I am a pediatrician and sports medicine-trained physician, parent of two middle school athletes and supporter of youth activity and movement in order to maintain health.

Remembering that sports is a means of learning about life, society and yourself, I am always hopeful our communities can find ways for everyone to be active and engage in physical movement. This overall view of healthy living through sports leads me to believe we should start school later for our middle and high school students.

The American Academy of Pediatrics has recommended starting school no earlier than 8:30 a.m. for all middle and high school children. This is reinforced with similar endorsements by the American Academy of Child and Adolescent Psychiatry, American Thoracic Society and the Centers for Disease Control and Prevention.

We all know puberty is a time of great change physically and emotionally, but what many are not aware of is the simultaneous shift in our internal clock.

Teenagers of many animal species are programmed to go sleep later, but they still require more sleep — about nine hours per night. With the hectic schedules our society has created for teens, many of them cannot achieve this needed goal.

In 2010, one study found only 8 percent of high school students slept close to nine hours per night, while 33 percent were sleeping six hours or less. Very quickly, these children fall into a sleep-deprived state.

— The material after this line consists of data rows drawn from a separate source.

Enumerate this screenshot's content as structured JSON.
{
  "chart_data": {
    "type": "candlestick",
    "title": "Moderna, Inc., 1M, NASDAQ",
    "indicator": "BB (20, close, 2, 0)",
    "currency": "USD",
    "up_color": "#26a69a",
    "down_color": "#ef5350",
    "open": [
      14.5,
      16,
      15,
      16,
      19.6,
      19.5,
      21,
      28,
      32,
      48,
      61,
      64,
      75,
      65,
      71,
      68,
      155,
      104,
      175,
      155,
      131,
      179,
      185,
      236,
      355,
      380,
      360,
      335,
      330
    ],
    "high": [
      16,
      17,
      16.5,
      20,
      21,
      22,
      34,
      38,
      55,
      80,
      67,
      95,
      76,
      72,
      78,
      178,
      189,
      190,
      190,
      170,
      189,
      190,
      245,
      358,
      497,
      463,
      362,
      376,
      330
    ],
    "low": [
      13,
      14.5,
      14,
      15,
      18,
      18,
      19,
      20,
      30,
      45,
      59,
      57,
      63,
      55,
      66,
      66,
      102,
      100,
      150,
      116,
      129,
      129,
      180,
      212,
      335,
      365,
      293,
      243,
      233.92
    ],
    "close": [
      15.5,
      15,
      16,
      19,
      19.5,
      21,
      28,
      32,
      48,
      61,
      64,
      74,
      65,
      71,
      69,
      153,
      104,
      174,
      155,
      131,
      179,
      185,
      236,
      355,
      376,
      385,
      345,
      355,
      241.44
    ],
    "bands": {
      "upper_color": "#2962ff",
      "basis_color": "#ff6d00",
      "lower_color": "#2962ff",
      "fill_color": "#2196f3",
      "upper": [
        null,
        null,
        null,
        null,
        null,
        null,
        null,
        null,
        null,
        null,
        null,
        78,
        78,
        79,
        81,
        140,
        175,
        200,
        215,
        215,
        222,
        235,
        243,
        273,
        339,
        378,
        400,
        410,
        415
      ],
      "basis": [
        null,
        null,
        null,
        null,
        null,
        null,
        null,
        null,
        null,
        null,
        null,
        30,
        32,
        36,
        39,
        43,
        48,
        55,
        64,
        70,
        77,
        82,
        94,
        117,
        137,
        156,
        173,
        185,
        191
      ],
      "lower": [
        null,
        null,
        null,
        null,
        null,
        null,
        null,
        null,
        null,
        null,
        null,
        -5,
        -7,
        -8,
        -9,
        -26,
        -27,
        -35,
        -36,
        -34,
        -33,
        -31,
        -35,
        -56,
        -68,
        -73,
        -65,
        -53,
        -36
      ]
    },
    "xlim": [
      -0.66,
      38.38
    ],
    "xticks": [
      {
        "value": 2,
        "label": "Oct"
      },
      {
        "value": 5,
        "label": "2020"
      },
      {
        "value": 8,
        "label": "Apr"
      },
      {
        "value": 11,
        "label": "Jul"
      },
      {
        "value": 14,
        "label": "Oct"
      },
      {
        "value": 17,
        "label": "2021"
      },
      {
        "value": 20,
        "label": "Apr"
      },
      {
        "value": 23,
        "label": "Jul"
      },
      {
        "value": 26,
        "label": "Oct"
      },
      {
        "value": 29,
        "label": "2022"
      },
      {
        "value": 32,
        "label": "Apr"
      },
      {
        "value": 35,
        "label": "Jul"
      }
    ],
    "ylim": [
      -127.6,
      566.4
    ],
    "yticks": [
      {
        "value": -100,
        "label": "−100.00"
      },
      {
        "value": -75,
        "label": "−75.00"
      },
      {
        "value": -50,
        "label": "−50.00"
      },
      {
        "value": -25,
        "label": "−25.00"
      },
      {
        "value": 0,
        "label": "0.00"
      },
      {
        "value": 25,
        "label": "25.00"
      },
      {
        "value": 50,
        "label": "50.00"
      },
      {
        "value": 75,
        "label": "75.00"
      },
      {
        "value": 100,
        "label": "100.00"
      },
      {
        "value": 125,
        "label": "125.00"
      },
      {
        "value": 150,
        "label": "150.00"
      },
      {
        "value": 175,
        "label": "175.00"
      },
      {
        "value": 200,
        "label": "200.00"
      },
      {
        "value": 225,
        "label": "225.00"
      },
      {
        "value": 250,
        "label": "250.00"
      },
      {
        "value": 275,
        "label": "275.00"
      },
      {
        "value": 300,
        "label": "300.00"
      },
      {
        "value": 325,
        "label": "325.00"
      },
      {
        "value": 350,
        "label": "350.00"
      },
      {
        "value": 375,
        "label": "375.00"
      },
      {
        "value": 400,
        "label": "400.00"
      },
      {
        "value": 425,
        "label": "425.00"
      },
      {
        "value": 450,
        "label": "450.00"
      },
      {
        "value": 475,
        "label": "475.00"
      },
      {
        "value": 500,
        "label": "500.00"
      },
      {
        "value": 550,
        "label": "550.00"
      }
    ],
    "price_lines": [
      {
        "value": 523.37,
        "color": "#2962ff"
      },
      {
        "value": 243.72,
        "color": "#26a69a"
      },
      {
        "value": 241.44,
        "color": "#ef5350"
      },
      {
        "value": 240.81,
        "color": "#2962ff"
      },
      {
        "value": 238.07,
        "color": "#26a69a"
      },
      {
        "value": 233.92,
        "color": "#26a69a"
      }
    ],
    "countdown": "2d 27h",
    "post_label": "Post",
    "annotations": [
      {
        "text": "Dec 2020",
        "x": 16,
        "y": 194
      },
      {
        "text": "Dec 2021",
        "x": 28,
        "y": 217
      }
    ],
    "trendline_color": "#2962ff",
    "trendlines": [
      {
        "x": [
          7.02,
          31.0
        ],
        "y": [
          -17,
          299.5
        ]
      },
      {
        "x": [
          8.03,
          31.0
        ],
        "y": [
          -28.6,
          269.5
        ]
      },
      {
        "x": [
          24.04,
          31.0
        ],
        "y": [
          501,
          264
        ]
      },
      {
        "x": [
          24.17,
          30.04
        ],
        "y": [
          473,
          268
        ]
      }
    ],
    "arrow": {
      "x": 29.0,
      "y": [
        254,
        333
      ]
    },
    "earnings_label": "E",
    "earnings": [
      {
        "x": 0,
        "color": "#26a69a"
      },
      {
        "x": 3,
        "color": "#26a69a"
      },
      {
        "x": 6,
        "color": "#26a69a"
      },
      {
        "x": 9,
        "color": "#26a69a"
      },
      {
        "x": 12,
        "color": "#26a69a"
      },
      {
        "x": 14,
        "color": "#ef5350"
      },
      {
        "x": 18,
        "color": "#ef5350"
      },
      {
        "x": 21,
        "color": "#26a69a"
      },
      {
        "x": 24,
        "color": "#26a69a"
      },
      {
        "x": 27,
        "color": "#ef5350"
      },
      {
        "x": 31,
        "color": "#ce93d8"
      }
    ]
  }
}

Many others will speak to the general effect of sleep deprivation on mood, behavior, academic performance and cognition. I will focus on athletics and how starting school later can help our young active teenagers, and possibly open the discussion on how to get all teenagers to become more active.

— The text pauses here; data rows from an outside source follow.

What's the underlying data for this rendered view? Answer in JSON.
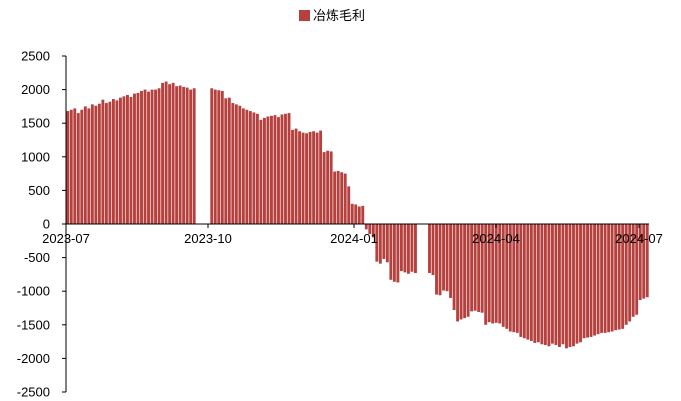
{
  "chart_data": {
    "type": "bar",
    "series": [
      {
        "name": "冶炼毛利",
        "color": "#b5403d",
        "values": [
          1680,
          1700,
          1720,
          1650,
          1700,
          1750,
          1720,
          1780,
          1760,
          1790,
          1850,
          1800,
          1820,
          1860,
          1840,
          1880,
          1900,
          1920,
          1890,
          1940,
          1950,
          1980,
          2000,
          1970,
          2000,
          2000,
          2020,
          2100,
          2120,
          2080,
          2100,
          2050,
          2060,
          2040,
          2030,
          2000,
          2020,
          null,
          null,
          null,
          null,
          2020,
          2000,
          1990,
          1980,
          1870,
          1880,
          1800,
          1780,
          1760,
          1720,
          1700,
          1680,
          1660,
          1640,
          1550,
          1580,
          1600,
          1610,
          1620,
          1590,
          1630,
          1640,
          1650,
          1400,
          1420,
          1380,
          1360,
          1350,
          1370,
          1380,
          1360,
          1390,
          1070,
          1090,
          1080,
          780,
          790,
          770,
          750,
          560,
          300,
          290,
          260,
          270,
          -80,
          -150,
          -200,
          -560,
          -590,
          -520,
          -570,
          -830,
          -860,
          -870,
          -700,
          -720,
          -740,
          -710,
          -730,
          null,
          null,
          null,
          -730,
          -760,
          -1050,
          -1060,
          -990,
          -1000,
          -1100,
          -1280,
          -1450,
          -1420,
          -1400,
          -1380,
          -1300,
          -1290,
          -1310,
          -1320,
          -1500,
          -1460,
          -1480,
          -1470,
          -1480,
          -1530,
          -1560,
          -1600,
          -1610,
          -1620,
          -1680,
          -1700,
          -1720,
          -1740,
          -1770,
          -1760,
          -1790,
          -1800,
          -1820,
          -1780,
          -1800,
          -1830,
          -1790,
          -1850,
          -1830,
          -1820,
          -1780,
          -1760,
          -1700,
          -1690,
          -1680,
          -1660,
          -1640,
          -1620,
          -1620,
          -1610,
          -1600,
          -1580,
          -1570,
          -1560,
          -1500,
          -1450,
          -1380,
          -1350,
          -1130,
          -1110,
          -1090
        ]
      }
    ],
    "x_ticks": [
      "2023-07",
      "2023-10",
      "2024-01",
      "2024-04",
      "2024-07"
    ],
    "y_ticks": [
      "2500",
      "2000",
      "1500",
      "1000",
      "500",
      "0",
      "-500",
      "-1000",
      "-1500",
      "-2000",
      "-2500"
    ],
    "ylim": [
      -2500,
      2500
    ],
    "legend": {
      "position": "top-center"
    },
    "grid": false
  }
}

Regardless of their sport, athletes want to continuously improve their performance. More and more of our young athletes are training year-round for one sport, with many of them overlapping with other sports throughout the year. Top that off with work, academics and a social life, and there is not much time left for sleep.

But sleep is critical. In 2012, one study found teens sleeping at least eight hours per night had a 68 percent lower risk of being injured than those sleeping less than eight hours. This sleep deprivation correlates directly with athletes suffering overuse- and fatigue-related injuries (stress fractures, tendinopathies, myofascial pain).

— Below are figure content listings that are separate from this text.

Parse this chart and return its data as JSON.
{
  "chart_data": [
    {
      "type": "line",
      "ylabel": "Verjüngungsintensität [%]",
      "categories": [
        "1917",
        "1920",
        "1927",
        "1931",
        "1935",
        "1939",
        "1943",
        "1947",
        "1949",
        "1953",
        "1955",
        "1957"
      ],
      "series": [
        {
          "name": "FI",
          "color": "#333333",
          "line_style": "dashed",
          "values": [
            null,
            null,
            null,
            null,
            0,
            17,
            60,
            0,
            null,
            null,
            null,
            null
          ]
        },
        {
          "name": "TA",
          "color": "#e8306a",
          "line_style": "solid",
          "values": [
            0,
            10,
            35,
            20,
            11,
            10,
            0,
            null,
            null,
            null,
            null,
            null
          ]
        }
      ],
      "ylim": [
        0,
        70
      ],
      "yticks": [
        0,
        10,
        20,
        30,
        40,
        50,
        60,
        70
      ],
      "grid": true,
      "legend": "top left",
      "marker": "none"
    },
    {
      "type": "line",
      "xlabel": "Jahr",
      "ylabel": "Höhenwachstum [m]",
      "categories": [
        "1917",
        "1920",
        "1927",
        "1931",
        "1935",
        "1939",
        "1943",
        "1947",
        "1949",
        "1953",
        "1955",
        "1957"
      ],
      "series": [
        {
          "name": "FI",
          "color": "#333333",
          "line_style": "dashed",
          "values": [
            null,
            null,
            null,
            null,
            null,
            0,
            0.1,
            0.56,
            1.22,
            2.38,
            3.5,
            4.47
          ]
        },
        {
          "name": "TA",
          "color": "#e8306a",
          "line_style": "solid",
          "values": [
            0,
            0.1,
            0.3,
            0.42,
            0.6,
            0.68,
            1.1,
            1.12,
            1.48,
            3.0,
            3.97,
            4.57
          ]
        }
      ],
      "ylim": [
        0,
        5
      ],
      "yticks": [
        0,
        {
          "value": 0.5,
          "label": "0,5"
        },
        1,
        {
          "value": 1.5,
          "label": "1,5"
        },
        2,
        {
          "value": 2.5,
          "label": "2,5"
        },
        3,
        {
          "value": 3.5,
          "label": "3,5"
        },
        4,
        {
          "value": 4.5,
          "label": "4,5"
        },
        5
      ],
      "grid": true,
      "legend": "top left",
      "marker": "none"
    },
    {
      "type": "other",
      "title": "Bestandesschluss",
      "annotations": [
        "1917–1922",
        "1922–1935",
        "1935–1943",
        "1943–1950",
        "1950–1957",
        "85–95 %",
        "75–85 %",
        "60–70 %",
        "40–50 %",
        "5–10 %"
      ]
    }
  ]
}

Why is sleep important to an athlete? When we sleep, our bodies cycle through rapid-eye-movement and non-REM stages in order to allow memory repair and consolidation, rebalancing of hormones and recovery of tissue damage from normal use and injury, all of which are critical for normal growth, learning and health.

With sleep deprivation, our stress hormone (cortisol) is elevated, our restoration of glycogen (stored fuel) is decreased and the ability to metabolize glucose is diminished by 30 percent to 40 percent. This leads to less fuel for the brain, decreased immune function to fight off illness and a greater risk of obesity.

Living in this chronically fatigued state increases the athlete’s risk of injury and possibly evolves into overtraining syndrome, where the body just can’t physically perform to its capacity anymore.


Athletes develop new skills and abilities by pushing their bodies and minds beyond what they think they can do, let it recover and adapt to this new norm and then push it once again. This is how strength, endurance and accuracy improve.

Those with adequate sleep have been found to increase free-throw accuracy, faster sprint and reaction times and better mood. Those with inadequate sleep function with decreased focus, cognitive slowing, memory impairment, diminished attention and poor vigilance, all having a negative impact on performance.

It appears athletes can power through a single high-intensity test when tired, but without adequate sleep, they fatigue easily on submaximal, repeated efforts, which most sports require.

We all want to do what is right for our children. In this case, biology is telling us nine hours of sleep per night is what our teens need.

If I offered a medicine that would decrease the risk of injury, improve academic and sports performance, and allow maximal normal growth, with the side effects of a lower risk of obesity and improved mood in your teen — all for free — wouldn’t people knock down my door to get it? We have access to that medicine right now: adequate sleep for teens.

Shifting school start times likely will affect the timing of after-school activities. In regards to athletics, this can be done collaboratively among school districts and still allow the approximately 20 minutes required for pre-game warmups and completion of the game.

A healthier starting time at our middle and high schools will help the most important people in those schools: our teens.

Lucien R. Ouellette, M.D., a Saco-based pediatrician and sports medicine-trained physician, belongs to the Start School Later initiative.